Basically, it's difficult to spot difference here (except for the image 3 which look brighter). However, we can computer the Jenson Shannon Divergence to have distance between those vectors

In [20]:
def JSD(P, Q):
    _P = P / norm(P, ord=1)
    _Q = Q / norm(Q, ord=1)
    _M = 0.5 * (_P + _Q)
    return 0.5 * (entropy(_P, _M) + entropy(_Q, _M))

rel = [(0, 1), (0, 2), (1, 2), (0, 3), (4, 5)]
for image_a, image_b in rel:
    jsd = JSD(features[image_a].flatten(), features[image_b].flatten())
    print("Entropy between image {} and {} is {:.5f}".format(image_a, image_b, jsd))
Entropy between image 0 and 1 is 0.09621
Entropy between image 0 and 2 is 0.06595
Entropy between image 1 and 2 is 0.14012
Entropy between image 0 and 3 is 0.27313
Entropy between image 4 and 5 is 0.15157

As expected, the distance between the boat 1 and 2 is very small (at least smaller than the distance with the boat 3). The cat is far from boats (logically) and both cars are quite similar but not fully. Now we can have a look at Heatmap of the area which support the prediction

Heatmap

Principle

In classification, the "extractor" of the CNN (in this example the Inception V3) provides a 8 x 8 x 2048 tensor. This tensor is reduced to 1 x 1 x 2048 by using a Average Pooling Layer (or Max Pool Layer on some cases). This vector is then sent to a Fully connected layer for the classification. 1 simple level of Fully-Connected Layer is equivalent to one Linear Regression per class (without considering the activation). In Transfer-Learning, we basically retrain simply those Linear Models. This can be represented as follow :

The trick to have the heatmap is to reduce the 2048 feature to 1 by using the weight of the linear model (that means, this cannot be done with more complex clasifiers (multiple levels of FC layers for example). By conputing the "reglression over each of the 8 x 8 set of pixel, we can have an idea of what gives the more "force of the classification decision. This can be then represented as follow :

Mathematically, this can be seens as a swap of "sum" :

  • Classification

$$ PredictionValue_{class} = \sum_{i=1}^{2048} {\omega_{class, i}} * (\bar{M_{i}}) $$

with

$$ \forall i \in [1, 2048] \Rightarrow \bar{M_i} = \frac{1}{64} \times \sum_{j=1}^{8} (\sum_{k=1}^{8} {Feature_{j, k, i}}) $$

Instead in CAM we do :

$$ \forall j, k \in [1, 8] \Rightarrow CAM_{class}[j, k] = \sum_{i=1}^{2048} \omega_{class, i} * Feature_{j, k, i } $$

and we could go back to PredictionValue of this class by doing

$$ PredictionValue_{class} = \frac{1}{64} \times \sum_{j=1}^{8} (\sum_{k=1}^{8} {CAM_{class}[j, k]}) $$

In this model we have a 8 x 8 feature size for a 299 x 299 image size. That means 1 feature "pixel" will contain the information of 37.5 pixels. Usually, to ease the visualization, we apply on this CAM matrix an interpolation.

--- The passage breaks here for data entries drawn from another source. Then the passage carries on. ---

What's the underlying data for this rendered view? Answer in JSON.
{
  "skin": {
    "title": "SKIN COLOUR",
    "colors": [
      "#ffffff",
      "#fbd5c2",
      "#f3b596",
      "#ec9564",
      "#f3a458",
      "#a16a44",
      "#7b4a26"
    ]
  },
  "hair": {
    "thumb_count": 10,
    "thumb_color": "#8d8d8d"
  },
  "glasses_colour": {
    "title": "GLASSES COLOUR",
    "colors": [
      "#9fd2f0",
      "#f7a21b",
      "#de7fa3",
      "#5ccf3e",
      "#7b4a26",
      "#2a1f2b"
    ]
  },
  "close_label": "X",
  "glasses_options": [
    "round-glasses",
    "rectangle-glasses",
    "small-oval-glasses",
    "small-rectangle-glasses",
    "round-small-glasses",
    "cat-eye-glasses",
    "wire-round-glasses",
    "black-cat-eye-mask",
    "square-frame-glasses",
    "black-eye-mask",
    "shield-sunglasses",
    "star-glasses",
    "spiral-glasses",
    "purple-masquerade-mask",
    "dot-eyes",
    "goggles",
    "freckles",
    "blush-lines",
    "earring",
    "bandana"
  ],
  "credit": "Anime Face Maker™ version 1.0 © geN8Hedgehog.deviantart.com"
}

After the theory, let's do the practice

Application

First let's extract the Feature tensor

In [21]:
out = base_model.get_layer("mixed10").output
inp = base_model.input

get_output = tf.keras.backend.function([inp], [out])
In [22]:
conv_outputs = get_output(X)[0]
conv_outputs.shape
Out[22]:
(6, 8, 8, 2048)

As our model is trained, we can directly get the weight. In case of Transfer learning, the fit has to be done upfront

In [23]:
class_weights = base_model.layers[-1].get_weights()[0]
class_weights.shape
Out[23]:
(2048, 1000)

Let's now compute the heatmap for 3 images and the top 3 of classes

In [24]:
idx = np.argsort(y_hat, axis=1)[:, -3:]
idx = idx[:, ::-1]
In [25]:
def get_heatmap(image_idx, label_idx):
#     cam = np.zeros(dtype = np.float32, shape = (8, 8))
#     for i, w in enumerate(class_weights[:, label_idx]):
#         cam += w * conv_outputs[image_idx, :, :, i]
    cam = (conv_outputs[image_idx] * class_weights[:, label_idx].reshape(1, 1, -1)).sum(axis=2)
    cam /= np.max(cam)
    cam = cv2.resize(cam, (299, 299))
    heatmap = cv2.applyColorMap(np.uint8(255*(1-cam)), cv2.COLORMAP_JET)
    heatmap[np.where(cam < 0.2)] = 0
    return heatmap
In [26]:
fig, axes = plt.subplots(3, 3, figsize=(20,18))
for row, image_idx in enumerate([0, 1, 3]):
    for col, label_idx in enumerate(idx[image_idx]):
        heatmap = get_heatmap(image_idx, label_idx)
        img = 0.5 * heatmap + 0.5 * 255.0 * X[image_idx]
        pred_class = res[image_idx][col][1]
        axes[row, col].imshow(img/255.0)
        axes[row, col].set_title("CAM for label {}".format(pred_class))
plt.show()

And for the cat image, let's look at activation map for the classes of cat.

In [27]:
image_idx = 3
fig, axes = plt.subplots(1, 5, figsize=(20,20))
for col, label_idx in enumerate(range(281, 286)):
    heatmap = get_heatmap(image_idx, label_idx)
    img = 0.5 * heatmap + 0.5 * 255.0 * X[image_idx]
    pred_class = imagenet_sublabels[label_idx]
    axes[col].imshow(img/255.0)
    axes[col].set_title("CAM for label {}".format(pred_class))
plt.show()

The last image is strange but this is due to the cubic interpolation baceause pixels of same colors are not grouped

Conclusion

In this Notebook, I wanted to apply the CAM on a pre-trained model and took the opportunity to play with the discovery with texture vs shape. This kind of visual is very interesting to check if the model trained overfits or not (just by looking if the model is really using the right area to make the prediction). . However, the drawback of this method is that it cannot be used with more complex calssifier than liear because we need the importance of each feature in the prediction. A multi layer classifier cannot be used or also sklearn models. I only tried it by:

  • keeping the features
  • reduce dimensions with PCA
  • Train a Linear Model
  • Invert the PCA with the weight of the Linear Model (to have weight is the initail space state)
  • use those weight to build the activation map

This worked well too (and even better when you have a smaller dataset as you avoid overfitting).